Hydration Blog

Climbing Mauna Kea

by Tyler Smith,
Director of Sales - Sports Specialty and resident bike fanatic

During the last week of March, I had the privilege of joining my family and a number of my teammates from Ride Sasquatch on a trip to the big island of Hawaii for a team training camp. The goal was to combine some great riding with lots of good local eating, time in the ocean, and some R&R in between it all. There were a number of cycling routes on the island that we enjoyed exploring, but we really had 2 big goals to cross off our checklist of must-do rides - Mauna Loa and Mauna Kea, the two prominent volcano climbs on the island.

We knew both climbs would be challenging, but Mauna Kea was going to be the big test of early season fitness and cycling at altitude. Towering over the island at just shy of 14,000 feet, Mauna Kea is home to some of the world’s top star-gazing observatories, a 360 degree view above the Pacific Ocean, and one of the world’s hardest climbs from sea level. Combining an unrelenting 45 mile trek upward from Hilo Bay, 5 miles of sandy volcanic gravel road, and pitches exceeding 19%, Mauna Kea stacks up against the Alpe d'Huez, and even Monte Zoncolan.

With some average fitness, decent planning, phenomenal support, and sheer luck, I made it to the top of Mauna Kea on March 26th and even had enough oxygen left for a couple selfies and a safe descent off the top. If you have ever thought about tackling Mauna Kea, or another large climb like it, here are a few suggestions to help make the experience as fun as possible.

Tips for Mauna Kea

3 days before: Plan on getting plenty of rest and not spending too much time on the saddle.
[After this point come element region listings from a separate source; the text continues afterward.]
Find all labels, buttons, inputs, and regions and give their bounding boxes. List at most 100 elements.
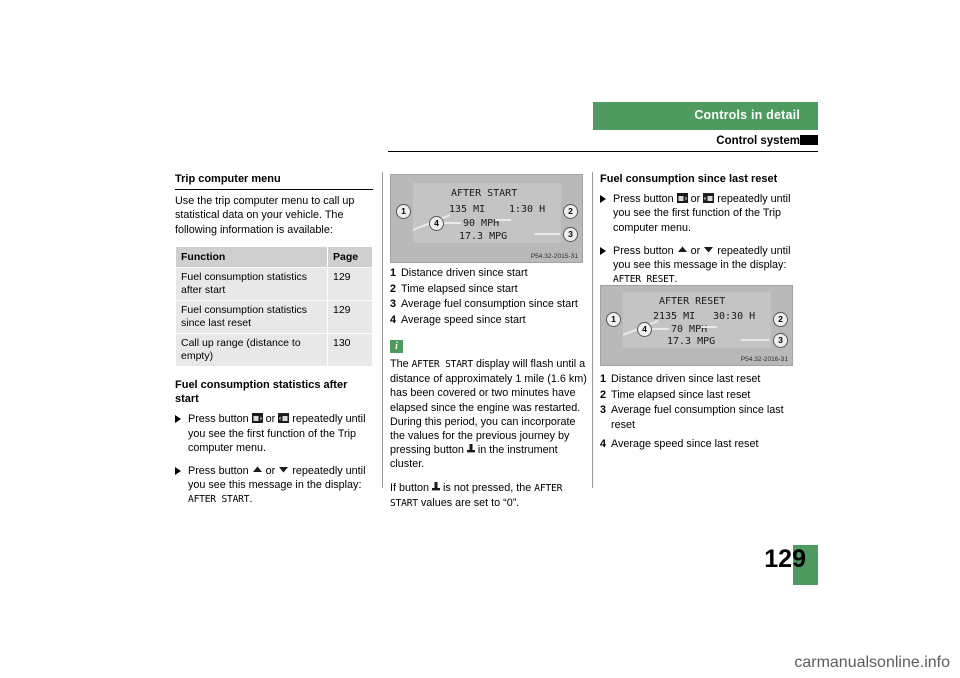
note-p1-display: AFTER START: [411, 359, 474, 370]
reset-button-icon: [432, 481, 441, 492]
bullet-or-2: or: [265, 465, 276, 478]
arrow-down-button-icon: [278, 464, 289, 478]
list-item: 3 Average fuel consumption since start: [390, 297, 590, 312]
legend-after-start: 1 Distance driven since start 2 Time ela…: [390, 266, 590, 327]
list-item: Press button or repeatedly until you see…: [600, 192, 800, 235]
watermark: carmanualsonline.info: [794, 654, 950, 671]
display-time-1: 1:30 H: [509, 204, 546, 215]
table-row: Fuel consumption statistics after start …: [175, 267, 373, 302]
fuel-consumption-since-reset-heading: Fuel consumption since last reset: [600, 173, 778, 185]
header-subtitle: Control system: [716, 135, 800, 147]
display-speed-1: 90 MPH: [463, 218, 500, 229]
callout-4b: 4: [637, 322, 652, 337]
legend-number: 1: [390, 267, 397, 279]
table-cell-page: 129: [327, 300, 373, 335]
bullet-text-before: Press button: [188, 413, 249, 426]
legend-text: Distance driven since start: [401, 267, 528, 279]
arrow-up-glyph-svg-c3: [677, 246, 687, 252]
arrow-down-glyph-svg-c3: [704, 246, 714, 253]
bullet-triangle-icon: [175, 415, 181, 424]
page-number: 129: [764, 545, 806, 573]
display-consumption-1: 17.3 MPG: [459, 231, 508, 242]
trip-computer-menu-heading: Trip computer menu: [175, 172, 373, 191]
note-p2-a: If button: [390, 481, 430, 494]
fuel-stats-after-start-heading: Fuel consumption statistics after start: [175, 379, 348, 406]
bullet-triangle-icon: [175, 467, 181, 476]
instrument-display-illustration-after-start: AFTER START 135 MI 1:30 H 90 MPH 17.3 MP…: [390, 174, 583, 263]
table-header-row: Function Page: [175, 245, 373, 269]
col3-bullet-list: Press button or repeatedly until you see…: [600, 192, 800, 287]
info-icon: i: [390, 340, 403, 353]
bullet-text-before: Press button: [613, 193, 674, 206]
callout-4: 4: [429, 216, 444, 231]
table-row: Fuel consumption statistics since last r…: [175, 300, 373, 335]
display-left-glyph-svg-c3: [676, 194, 688, 204]
legend-number: 4: [600, 438, 607, 450]
arrow-up-button-icon: [677, 244, 688, 258]
display-right-glyph-svg-c3: [703, 194, 715, 204]
column-one: Trip computer menu Use the trip computer…: [175, 172, 373, 517]
callout-leader-3b: [741, 339, 769, 341]
arrow-up-glyph-svg: [252, 466, 262, 473]
table-cell-function: Fuel consumption statistics since last r…: [175, 300, 328, 335]
legend-text: Average fuel consumption since start: [401, 298, 578, 310]
callout-3: 3: [563, 227, 578, 242]
display-right-glyph-svg: [278, 414, 290, 424]
callout-leader-4: [441, 222, 461, 224]
function-page-table: Function Page Fuel consumption statistic…: [175, 245, 373, 368]
bullet-triangle-icon: [600, 246, 606, 255]
bullet-triangle-icon: [600, 195, 606, 204]
bullet-text-before: Press button: [188, 465, 249, 478]
display-right-button-icon: [703, 193, 715, 204]
note-p1-a: The: [390, 358, 412, 370]
legend-number: 3: [390, 298, 397, 310]
trip-computer-intro: Use the trip computer menu to call up st…: [175, 195, 355, 236]
note-p1-b: display will flash until a distance of a…: [390, 358, 587, 457]
legend-text: Average speed since last reset: [611, 438, 759, 450]
legend-text: Time elapsed since last reset: [611, 388, 751, 401]
legend-text: Distance driven since last reset: [611, 373, 761, 385]
note-p2-c: values are set to “0”.: [417, 496, 520, 509]
display-title-2: AFTER RESET: [659, 296, 726, 307]
legend-number: 3: [600, 404, 607, 416]
table-header-function: Function: [175, 245, 328, 269]
table-cell-page: 129: [327, 267, 373, 302]
table-cell-page: 130: [327, 333, 373, 368]
callout-leader-4b: [649, 328, 669, 330]
list-item: Press button or repeatedly until you see…: [175, 464, 373, 508]
bullet-display-value: AFTER START: [188, 494, 250, 506]
callout-1b: 1: [606, 312, 621, 327]
list-item: 2 Time elapsed since start: [390, 282, 590, 297]
legend-number: 2: [390, 282, 397, 295]
list-item: 2 Time elapsed since last reset: [600, 388, 800, 403]
column-three-legend-wrap: 1 Distance driven since last reset 2 Tim…: [600, 372, 800, 453]
display-left-button-icon: [676, 193, 688, 204]
list-item: 1 Distance driven since last reset: [600, 372, 800, 387]
list-item: 4 Average speed since last reset: [600, 437, 800, 452]
display-distance-2: 2135 MI: [653, 311, 696, 322]
legend-text: Average speed since start: [401, 313, 526, 326]
bullet-text-before: Press button: [613, 244, 674, 257]
callout-leader-2b: [701, 326, 717, 328]
bullet-or-1: or: [690, 193, 701, 206]
list-item: 1 Distance driven since start: [390, 266, 590, 281]
table-cell-function: Fuel consumption statistics after start: [175, 267, 328, 302]
display-consumption-2: 17.3 MPG: [667, 336, 716, 347]
legend-after-reset: 1 Distance driven since last reset 2 Tim…: [600, 372, 800, 452]
reset-button-glyph-svg: [466, 444, 475, 453]
illustration-code-2: P54.32-2016-31: [740, 356, 788, 363]
list-item: 3 Average fuel consumption since last re…: [600, 403, 800, 432]
column-divider-2: [592, 172, 593, 488]
arrow-down-button-icon: [703, 244, 714, 258]
display-right-button-icon: [278, 413, 290, 424]
table-row: Call up range (distance to empty) 130: [175, 333, 373, 368]
callout-2b: 2: [773, 312, 788, 327]
list-item: Press button or repeatedly until you see…: [600, 244, 800, 288]
display-distance-1: 135 MI: [449, 204, 486, 215]
instrument-display-illustration-after-reset: AFTER RESET 2135 MI 30:30 H 70 MPH 17.3 …: [600, 285, 793, 366]
bullet-display-value: AFTER RESET: [613, 274, 675, 286]
display-left-glyph-svg: [251, 414, 263, 424]
header-rule: [388, 151, 818, 152]
arrow-up-button-icon: [252, 464, 263, 478]
callout-2: 2: [563, 204, 578, 219]
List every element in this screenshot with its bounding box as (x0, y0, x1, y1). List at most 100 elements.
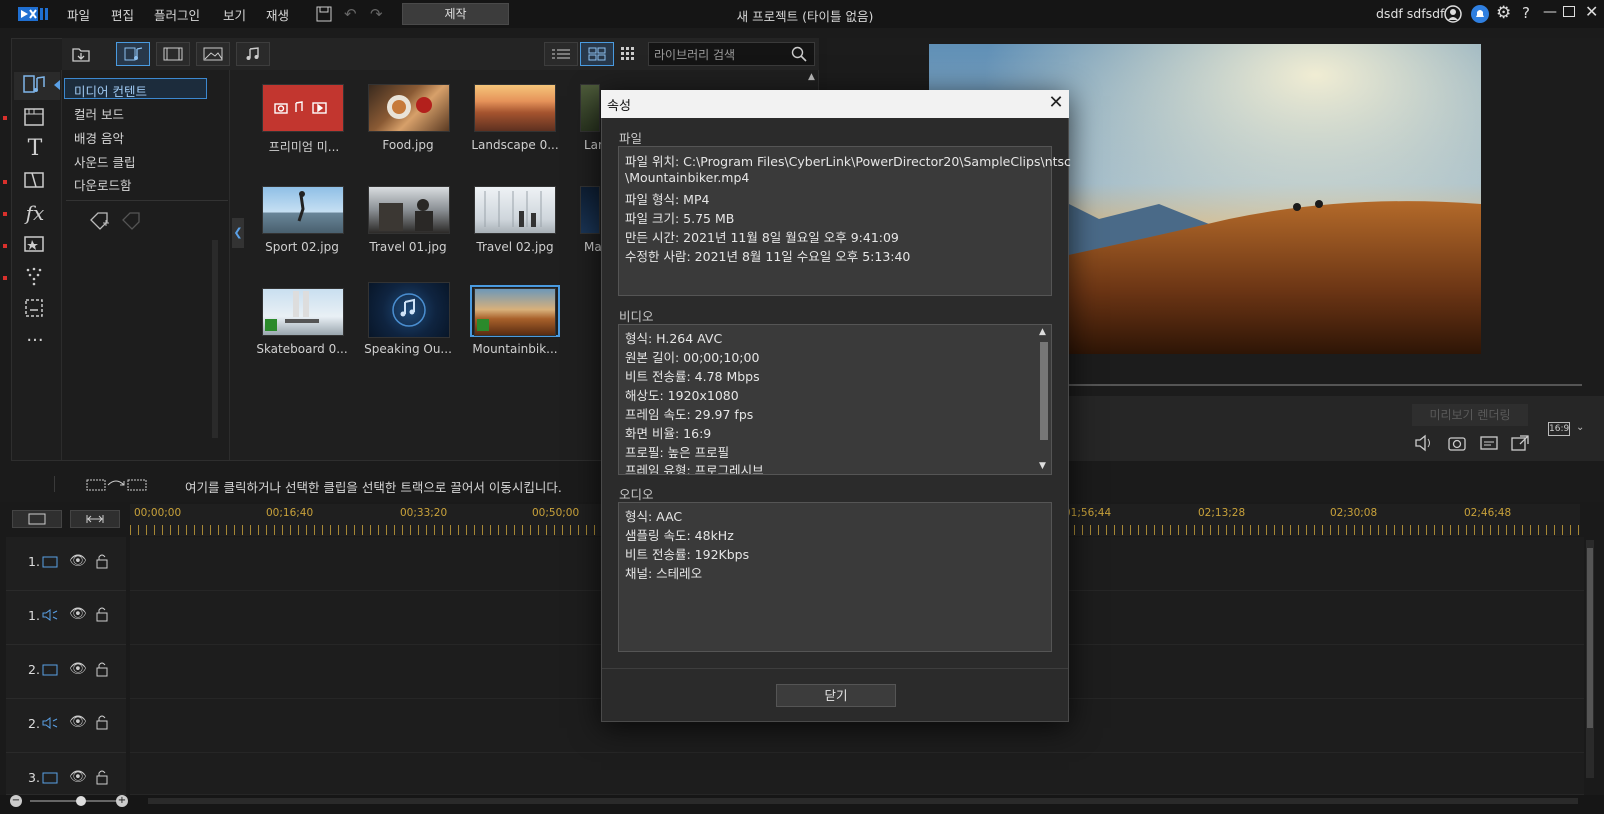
scroll-up-icon[interactable]: ▲ (1039, 327, 1046, 337)
remove-tag-icon[interactable] (120, 210, 142, 232)
tree-item-sound-clips[interactable]: 사운드 클립 (74, 152, 135, 171)
thumbnail-skateboard[interactable] (262, 288, 344, 336)
minimize-icon[interactable]: — (1543, 4, 1557, 20)
zoom-slider[interactable] (30, 800, 116, 802)
lock-icon[interactable] (95, 661, 109, 677)
track-manager-button[interactable] (12, 510, 62, 528)
effect-room-icon[interactable]: fx (22, 200, 48, 226)
render-preview-button[interactable]: 미리보기 렌더링 (1412, 404, 1528, 426)
track-lane[interactable] (130, 753, 1584, 795)
save-icon[interactable] (316, 6, 332, 22)
close-window-icon[interactable]: ✕ (1585, 2, 1598, 21)
menu-file[interactable]: 파일 (67, 5, 90, 24)
zoom-in-icon[interactable]: + (116, 795, 128, 807)
template-room-icon[interactable] (22, 105, 48, 131)
account-icon[interactable] (1444, 5, 1462, 23)
ruler-label: 00;00;00 (134, 507, 182, 519)
eye-icon[interactable]: 👁 (69, 606, 87, 622)
import-media-icon[interactable] (71, 45, 91, 63)
snapshot-icon[interactable] (1447, 434, 1467, 452)
move-clip-icon[interactable] (86, 477, 150, 493)
close-button[interactable]: 닫기 (776, 684, 896, 707)
eye-icon[interactable]: 👁 (69, 553, 87, 569)
library-search-input[interactable]: 라이브러리 검색 (648, 42, 815, 66)
notification-icon[interactable] (1471, 5, 1489, 23)
lock-icon[interactable] (95, 606, 109, 622)
media-room-icon[interactable] (22, 73, 48, 99)
video-track-icon (42, 555, 58, 569)
zoom-slider-thumb[interactable] (76, 796, 86, 806)
settings-icon[interactable]: ⚙ (1496, 3, 1511, 23)
thumbnail-speaking-out[interactable] (368, 282, 450, 338)
fit-timeline-button[interactable] (70, 510, 120, 528)
volume-icon[interactable] (1414, 434, 1434, 452)
thumbnail-landscape[interactable] (474, 84, 556, 132)
tree-item-color-board[interactable]: 컬러 보드 (74, 104, 124, 123)
lock-icon[interactable] (95, 769, 109, 785)
video-info-line: 비트 전송률: 4.78 Mbps (625, 369, 760, 384)
thumbnail-label: Food.jpg (382, 138, 434, 152)
track-number: 1. (28, 608, 40, 623)
filter-video-button[interactable] (156, 42, 190, 66)
thumbnail-travel-01[interactable] (368, 186, 450, 234)
lock-icon[interactable] (95, 714, 109, 730)
grid-view-button[interactable] (580, 42, 614, 66)
zoom-out-icon[interactable]: − (10, 795, 22, 807)
aspect-ratio-select[interactable]: 16:9 (1548, 422, 1570, 436)
eye-icon[interactable]: 👁 (69, 661, 87, 677)
tree-scrollbar[interactable] (212, 240, 218, 438)
list-view-button[interactable] (544, 42, 578, 66)
transition-room-icon[interactable] (22, 168, 48, 194)
scroll-down-icon[interactable]: ▼ (1039, 461, 1046, 471)
scrollbar-thumb[interactable] (1587, 548, 1593, 728)
subtitle-room-icon[interactable] (22, 296, 48, 322)
thumbnail-food[interactable] (368, 84, 450, 132)
search-icon[interactable] (791, 46, 807, 62)
undo-icon[interactable]: ↶ (344, 5, 357, 23)
tree-item-background-music[interactable]: 배경 음악 (74, 128, 124, 147)
maximize-icon[interactable] (1563, 6, 1575, 17)
file-info-line: 만든 시간: 2021년 11월 8일 월요일 오후 9:41:09 (625, 230, 899, 245)
collapse-panel-icon[interactable]: ❮ (232, 218, 244, 248)
dialog-title-bar[interactable] (601, 90, 1069, 118)
tree-item-downloads[interactable]: 다운로드함 (74, 175, 132, 194)
help-icon[interactable]: ? (1522, 4, 1530, 22)
more-rooms-icon[interactable]: ··· (22, 328, 48, 354)
eye-icon[interactable]: 👁 (69, 714, 87, 730)
filter-audio-button[interactable] (236, 42, 270, 66)
menu-plugins[interactable]: 플러그인 (154, 5, 200, 24)
thumbnail-landscape-2[interactable] (580, 84, 600, 132)
tree-item-media-content[interactable]: 미디어 컨텐트 (74, 81, 147, 100)
thumbnail-premium[interactable] (262, 84, 344, 132)
filter-image-button[interactable] (196, 42, 230, 66)
file-info-line: 파일 위치: C:\Program Files\CyberLink\PowerD… (625, 154, 1071, 169)
thumbnail-ma[interactable] (580, 186, 600, 234)
thumbnail-travel-02[interactable] (474, 186, 556, 234)
thumbnail-mountainbiker[interactable] (474, 288, 556, 336)
menu-edit[interactable]: 편집 (111, 5, 134, 24)
menu-view[interactable]: 보기 (223, 5, 246, 24)
title-room-icon[interactable]: T (22, 136, 48, 162)
file-info-line: 파일 형식: MP4 (625, 192, 710, 207)
pip-room-icon[interactable] (22, 232, 48, 258)
thumbnail-sport[interactable] (262, 186, 344, 234)
ruler-label: 02;46;48 (1464, 507, 1512, 519)
track-number: 2. (28, 716, 40, 731)
filter-all-media-button[interactable] (116, 42, 150, 66)
menu-playback[interactable]: 재생 (266, 5, 289, 24)
video-info-scrollbar-thumb[interactable] (1040, 342, 1048, 440)
redo-icon[interactable]: ↷ (370, 5, 383, 23)
undock-preview-icon[interactable] (1510, 434, 1530, 452)
video-track-icon (42, 771, 58, 785)
produce-button[interactable]: 제작 (402, 3, 509, 25)
subtitle-toggle-icon[interactable] (1479, 434, 1499, 452)
timeline-horizontal-scrollbar[interactable] (148, 798, 1578, 804)
thumbs-scroll-up-icon[interactable]: ▲ (808, 72, 815, 82)
more-view-icon[interactable] (620, 46, 636, 62)
lock-icon[interactable] (95, 553, 109, 569)
add-tag-icon[interactable] (88, 210, 110, 232)
chevron-down-icon[interactable]: ⌄ (1576, 422, 1584, 433)
particle-room-icon[interactable] (22, 264, 48, 290)
eye-icon[interactable]: 👁 (69, 769, 87, 785)
close-icon[interactable]: ✕ (1047, 94, 1065, 112)
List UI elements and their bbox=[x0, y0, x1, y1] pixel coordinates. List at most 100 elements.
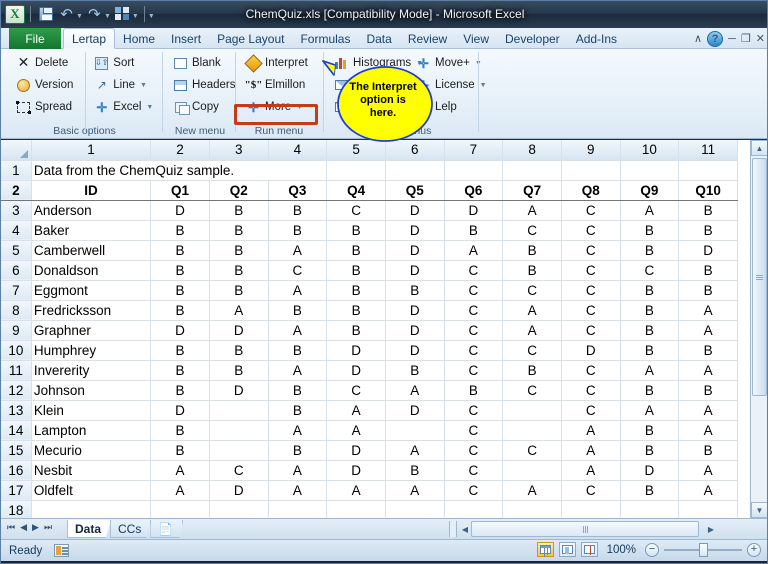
column-header-6[interactable]: 6 bbox=[385, 140, 445, 161]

A couple shake-out rides are fine, but don’t engage in too long of a ride, or too intense of efforts to ensure your legs are ready for the big day. Make an effort to hydrate throughout the day with something like Nuun ALL DAY or even Nuun Active tablets, especially in more humid/hot climates like Hawaii. Eat plenty of nutrient-rich meals in the final days leading up to the ride.

The morning of the climb:
1. Eat a big and balanced breakfast. You will be burning plenty of calories and will need all of the energy you can get your hands on to ensure you make it to the top. If you’re starting in Hilo, I would recommend Ken’s for breakfast - get the lilikoi waffles.
2. Hydrate, hydrate, hydrate. I tried to consume at least 3-4 bottles worth of Nuun Active before we even started the ride. Stopping to pee is always better than stopping because of headaches or cramps.

Support strategy: A ride like Mauna Kea is so dynamic that it requires some additional support, usually beyond what you can or want to carry on your bike. We had the luxury of a support truck that met us several times during the ascent, allowing us to refill our bottles, re-apply sunscreen, consume more food, and obtain jackets, gloves, and arm/leg warmers for the freezing summit and descent. It’s also nice to see a friendly face and get some much-needed encouragement.

Bike recommendations: Mauna Kea throws several different types of riding at you, including long sections of freeway shoulder, sharp and punchy climbs, loose sand and gravel, and an exposed descent without many guardrails or safety features. The best bike for the job would be either a cyclocross or gravel road bike, with a big gear range (ideally a compact up front, and an 11-30 cassette or larger in the back) and ideally, disc brakes. Clearance for 28-32c tires is a must-have, as traction is paramount in the loose sand/gravel sections, and MTB pedals and shoes are a good idea as you may be forced to walk your bike for some of those segments. Ensuring that you can carry 2 or more bottles on your frame at all times is crucial.

Hydration and Nutrition:
1. Hydration - Knowing that I had support available up the road, and a chance to refill my bottles, I drank as often as possible, trying to drain at least 1-21oz bottle an hour. I started the day with Nuun Energy (electrolytes with green tea extract caffeine and B vitamins for a little boost) combined with 2-3 Plus for Nuun tablets (our carbohydrate-enhanced tablets). Later in the ride, I switched to Nuun Active tablets and obtained calories from food sources. All in all, I finished 8 bottles worth of Nuun by the top of the mountain, in roughly 7 hours of moving time.
2. Nutrition - after my big breakfast, I tried to consume between 100-200 calories an hour, via bars, gels, and also savory options like beef jerky and potato chips. At 6,000 feet, I ate a bagel with cream cheese, a Snickers bar, and drank some Coke. Basically, I loaded up on as many calories as I thought I could stand, and then stuffed my jersey pockets with more bars and snacks for the ascent to the top. I have been stuck on a ride without food before, and that’s the last place you want to be.

Alternative Plans: Because of the immense size of Mauna Kea and unique climate of the island, weather on the mountain can be very volatile. Freezing temperatures, high winds, and thunderstorms are all a possibility, making it unsafe to travel beyond the visitors center at 9,000 feet. If the conditions are too perilous, the road to the summit will be closed. On the day of our ride, the road had only reopened as we climbed the last few miles to the visitors center. Right after summiting the volcano, the road was closed again due to severe high winds. If on the day of your summit attempt, the road is closed, try the other volcano across the street, Mauna Loa. It’s a little smaller, and the road is more predictable. Weather can still be a factor though, so plan accordingly. And if that route doesn’t seem like a safe bet, there are plenty of other routes on the island to enjoy. After all, you’re still in Hawaii!